The sacrifices I made for the Movement …

“Matthew?”

“Okay, I'm
going
.”

By late afternoon, I was back in Makanda, cursing Smith as I climbed the steps to the farmhouse. He was nowhere to be seen, so I drove to Rev. Littlewood's church, wondering if something evil had befallen him, which is what I'd deliciously imagined during the long drive, but now I was worried and feeling guilty that I'd left him when so many people wanted King dead and might mistake Smith for the minister. It was a Friday. The church was vacant. I used one of the keys Rev. Littlewood had given us when we started work on Bethel to let myself in. I looked to no avail for Smith but noticed something else.
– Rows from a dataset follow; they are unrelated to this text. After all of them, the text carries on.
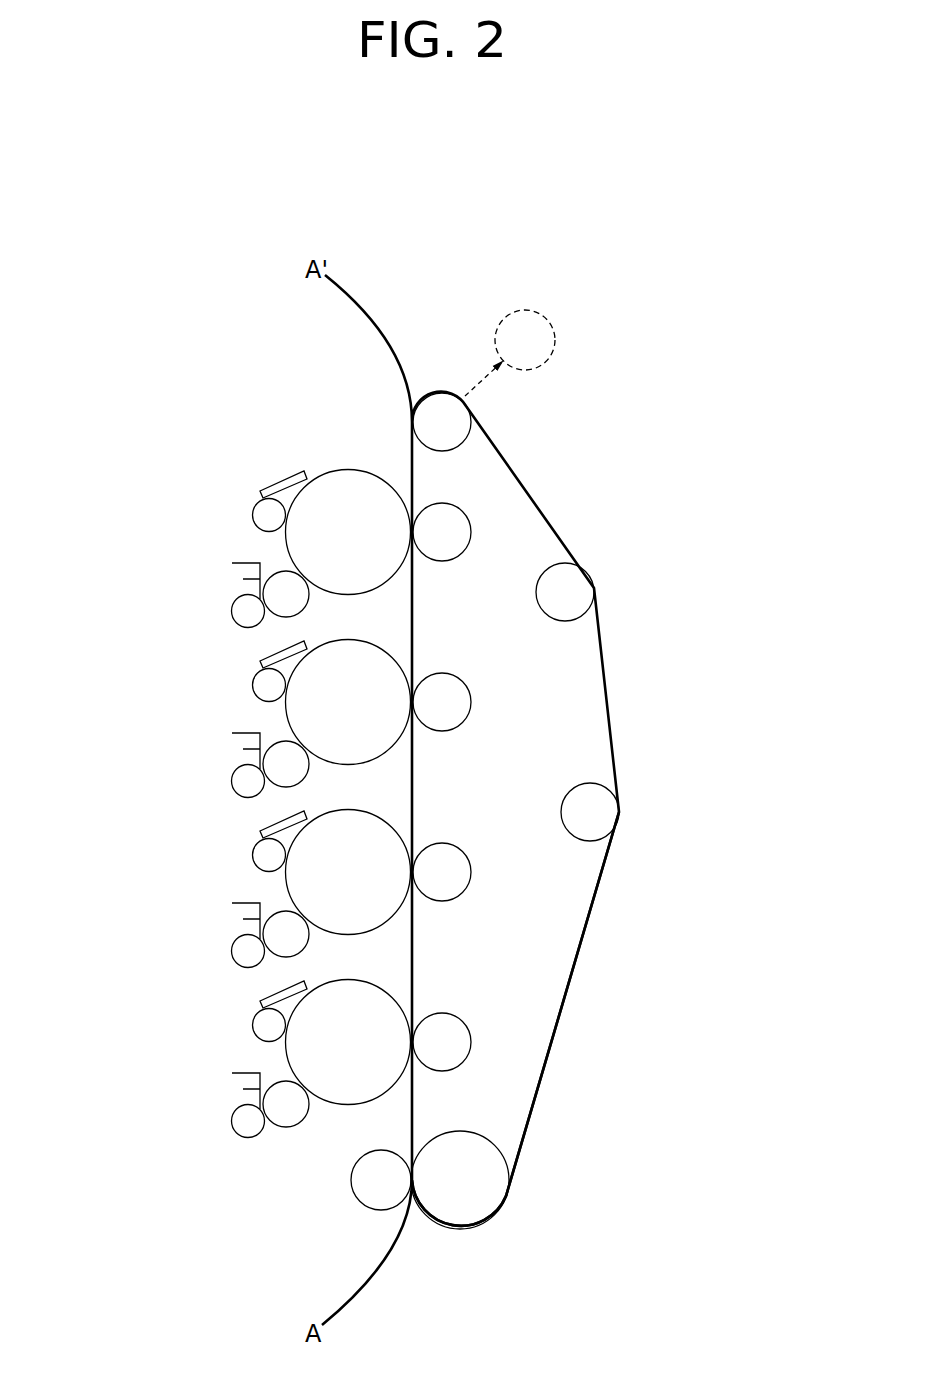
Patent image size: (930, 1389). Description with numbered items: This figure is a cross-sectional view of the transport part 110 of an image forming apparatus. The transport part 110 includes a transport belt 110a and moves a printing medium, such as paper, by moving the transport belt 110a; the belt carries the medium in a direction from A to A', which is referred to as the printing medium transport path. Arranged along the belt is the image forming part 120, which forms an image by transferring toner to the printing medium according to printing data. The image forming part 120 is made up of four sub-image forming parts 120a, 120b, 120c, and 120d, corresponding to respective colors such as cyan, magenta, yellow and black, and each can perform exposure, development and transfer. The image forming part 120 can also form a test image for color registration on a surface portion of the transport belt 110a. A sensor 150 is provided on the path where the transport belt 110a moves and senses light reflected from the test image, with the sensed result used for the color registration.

The transport part 110 is at (517, 800).
The transport belt 110a is at (533, 493).
The image forming part 120 is at (102, 518).
The sub-image forming part 120a is at (232, 540).
The sub-image forming part 120b is at (232, 710).
The sub-image forming part 120c is at (232, 882).
The sub-image forming part 120d is at (232, 1052).
The sensor 150 is at (533, 312).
Portions of the church dated from different periods, like a palimpsest, reaching back to the end of the Civil War when black couples separated by slavery held mass weddings on this very site, as many as a hundred men and women gathering to exchange wedding vows and have their long-deferred unions sanctified and cemented by the Christian faith.

The structure was a tissue, a layering of lives and architectural styles based not on the principle of either/or but of adding this to that, and yes of course throw that in too, the Jewish, the Christian, the Greek, the African, the Roman,
the English, the Yankee, for these could only enrich the experience of the spirit. On either side of the entrance were two cracked stained-glass windows of intersecting tracery, the mullions of each branching out into curved bars, below them smooth masonry with chamfered edges. Under the direction of the church's first pastor, the congregation finished the church's foyer and stairs leading up to the sanctuary, but it fell to the next generation to complete the choir stand and the storeroom where wooden crates containing the church's archives—tithings, mimeograph copies of a weekly newsletter, and records on christenings, funerals, and donations—were stacked almost to the ceiling; then it fell to a third generation to raise additional rooms in the rear for special meetings. In the original braces strengthening the frame of the roof, in the quoins at the church's four corners, in the small choir section to the left of the pulpit, added during the 1920s by parishioners whose names were now lost, I saw a creation that on every level—from purlins to wallplates—transcended the passing of its founders, one that no single generation could live to see completed and thus was handed down and on to those yet unborn for its continual restoration and completion.